Bez uprawnień i pod wpływem amfetaminy... to nie przeszkadzało mu kierować autem znajomej
Policjanci z wrocławskiej drogówki zatrzymali do kontroli kierującego osobowym suzuki. Przyczyna była prozaiczna – brak zapiętych pasów bezpieczeństwa. Uwagę kontrolujących zwróciło nerwowe zachowanie oraz stan psychofizyczny 32-letniego wrocławianina. Podejrzenia funkcjonariuszy potwierdził wykonany test, który wykazał obecność amfetaminy w jego organizmie. Na tym interwencja się nie zakończyła. W aucie i w domu funkcjonariusze znaleźli blisko 10000 porcji handlowych amfetaminy.
Dwaj funkcjonariusze z Wydziału Ruchu Drogowego komendy miejskiej, w trakcie patrolu ulic Wrocławia, wytypowali do kontroli osobowe suzuki, którego kierujący nie stosował się do obowiązku korzystania z pasów bezpieczeństwa podczas jazdy.

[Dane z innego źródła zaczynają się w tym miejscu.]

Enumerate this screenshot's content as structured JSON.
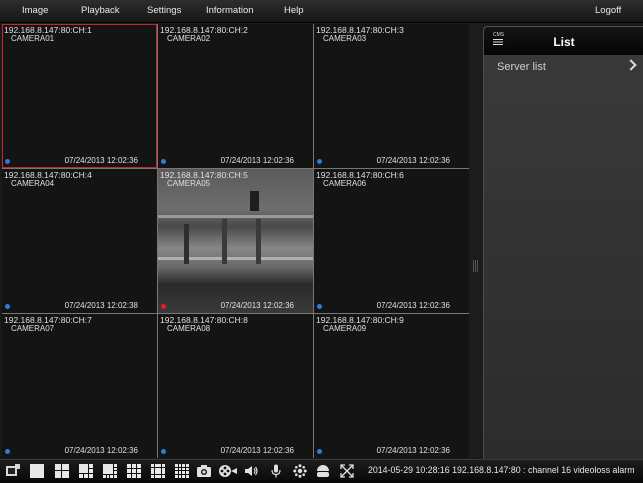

W trakcie interwencji uwagę mundurowych zwróciło zachowanie 32-latka oraz jego stan psychofizyczny. Przypuszczając, iż kierujący wsiadł do auta, będąc w stanie nietrzeźwości lub pod wpływem środków odurzających postanowili to sprawdzić.
Podejrzenia policjantów potwierdził test wykonany na urządzeniu do badania obecności substancji odurzających, którego wynik jednoznacznie potwierdził obecność amfetaminy w organizmie kierującego. On sam przyznał, że tego samego dnia, przed wyruszeniem w drogę, zażywał m.in. amfetaminę.
Na tym interwencja się nie zakończyła. W aucie oraz miejscu zamieszkania, do którego udali się wraz z zatrzymanym, policjanci odnaleźli blisko 10000 porcji handlowych amfetaminy.
Jakby tego było mało 32-letni wrocławianin nigdy nie posiadał uprawnień do kierowania pojazdami.
Teraz o dalszym losie mężczyzny zadecyduje sąd. Za kierowanie w stanie po użyciu środków odurzających grozić mu może kara nawet 2 lat więzienia, a za posiadanie znacznej ilości substancji zabronionych do 10 lat.
Kolejny raz czujność oraz natychmiastowa interwencja wrocławskich policjantów doprowadziły do wyeliminowania z ruchu potencjalnego sprawcy tragedii.